Graeme

Posted on Apr 13, 2022Read on Mirror.xyz

The Elimination of Pain

Some people think we that should eliminate pain from human life. The goal of Transhumanist movement, for example, is to use chemical and genetic technology to live in a “sublime and all-pervasive happiness” – the eternal survival of a hedonistic body.

Over the next thousand years or so, the biological substrates of suffering will be eradicated completely.

– David Pearce (founder of the World Transhumanist Association)

In Transhumanism, “physical” and “mental” pain are viewed as biomedical afflictions to be overcome and relegated to “evolutionary history.” This includes pain such as that of love (“soul-destroying cruelties of traditional modes of love”).

But an immortality free of pain would not be a life worth sustaining. A life that turns away from pain withers into a comfortable survival.

Although I am bitter about the fact that I suffer such unbearable physical pain...I am attached to them, my sufferings, and I hate the thought they might leave me.

– Marcel Proust

Pain is usually resolved through experiences of transformation, that create narrative and meaning. Pain can be healed through art that connects us, or a loving caress that soothes us. Pain and healing are social processes vital for a deeply meaningful life.

Hegel argued that our minds are characterized and enlivened by painful contradictions. These contradictions trigger reflection that challenges our habitual understanding of the world. Great philosophical insight is usually birthed by painful experience.

And as far as my long infirmity is concerned, isn’t it the case that I am more indebted to it than I am to my health? ... I own my philosophy to it as well.

– Nietzsche

The Transhumanist promise of an anesthetized intelligence (even a blissful one) is not likely to produce the most meaningful experience for us. Its positivity will become mundane. Our most meaningful experiences, especially social ones, often risk or entail suffering. The human life worth preserving is the one that can receive a vulnerable other, in a play of intimacy and distance, that must necessarily be as sad as it is joyful.
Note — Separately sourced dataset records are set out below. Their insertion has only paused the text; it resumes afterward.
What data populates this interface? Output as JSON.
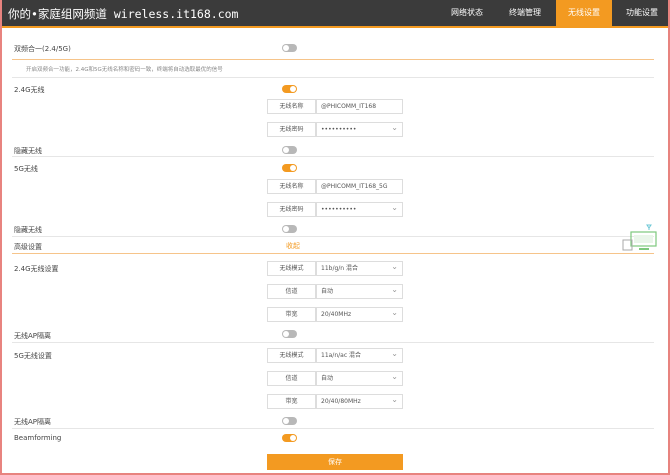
{
  "header": {
    "brand": "你的•家庭组网频道 wireless.it168.com",
    "tabs": [
      {
        "label": "网络状态",
        "active": false
      },
      {
        "label": "终端管理",
        "active": false
      },
      {
        "label": "无线设置",
        "active": true
      },
      {
        "label": "功能设置",
        "active": false
      }
    ]
  },
  "dual_band": {
    "label": "双频合一(2.4/5G)",
    "enabled": false,
    "hint": "开启双频合一功能，2.4G和5G无线名称和密码一致，终端将自动选取最优的信号"
  },
  "wifi24": {
    "label": "2.4G无线",
    "enabled": true,
    "ssid_label": "无线名称",
    "ssid": "@PHICOMM_IT168",
    "pwd_label": "无线密码",
    "pwd": "••••••••••"
  },
  "hide24": {
    "label": "隐藏无线",
    "enabled": false
  },
  "wifi5": {
    "label": "5G无线",
    "enabled": true,
    "ssid_label": "无线名称",
    "ssid": "@PHICOMM_IT168_5G",
    "pwd_label": "无线密码",
    "pwd": "••••••••••"
  },
  "hide5": {
    "label": "隐藏无线",
    "enabled": false
  },
  "advanced": {
    "label": "高级设置",
    "toggle": "收起"
  },
  "adv24": {
    "label": "2.4G无线设置",
    "mode_label": "无线模式",
    "mode": "11b/g/n 混合",
    "channel_label": "信道",
    "channel": "自动",
    "width_label": "带宽",
    "width": "20/40MHz"
  },
  "ap_isolate24": {
    "label": "无线AP隔离",
    "enabled": false
  },
  "adv5": {
    "label": "5G无线设置",
    "mode_label": "无线模式",
    "mode": "11a/n/ac 混合",
    "channel_label": "信道",
    "channel": "自动",
    "width_label": "带宽",
    "width": "20/40/80MHz"
  },
  "ap_isolate5": {
    "label": "无线AP隔离",
    "enabled": false
  },
  "beamforming": {
    "label": "Beamforming",
    "enabled": true
  },
  "save_label": "保存",
  "colors": {
    "accent": "#f39a21",
    "topbar": "#3b3b3b",
    "frame": "#e8837f"
  }
}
Human profundity is in the wager of life in the face of pain and death, in which the mind is stirred through pain to imagine beauty. Removing pain and death from society, through biomedical control, precludes depth and beauty.

But today, when Hamlet ponders, ”To be or not to be?” we might say, "Oh, come on! Give him Prozac." The near future will have narrowly targeted psychological drugs that could change the behavior of most of Shakespeare' characters.

– James Martin, The Meaning of the 21st Century

But tragic Hamlet recognizes that our alternative, to end “the slings and arrows of outrageous fortune”, is “to die: to sleep”. The transhumanists only promise a blissful eternal slumber.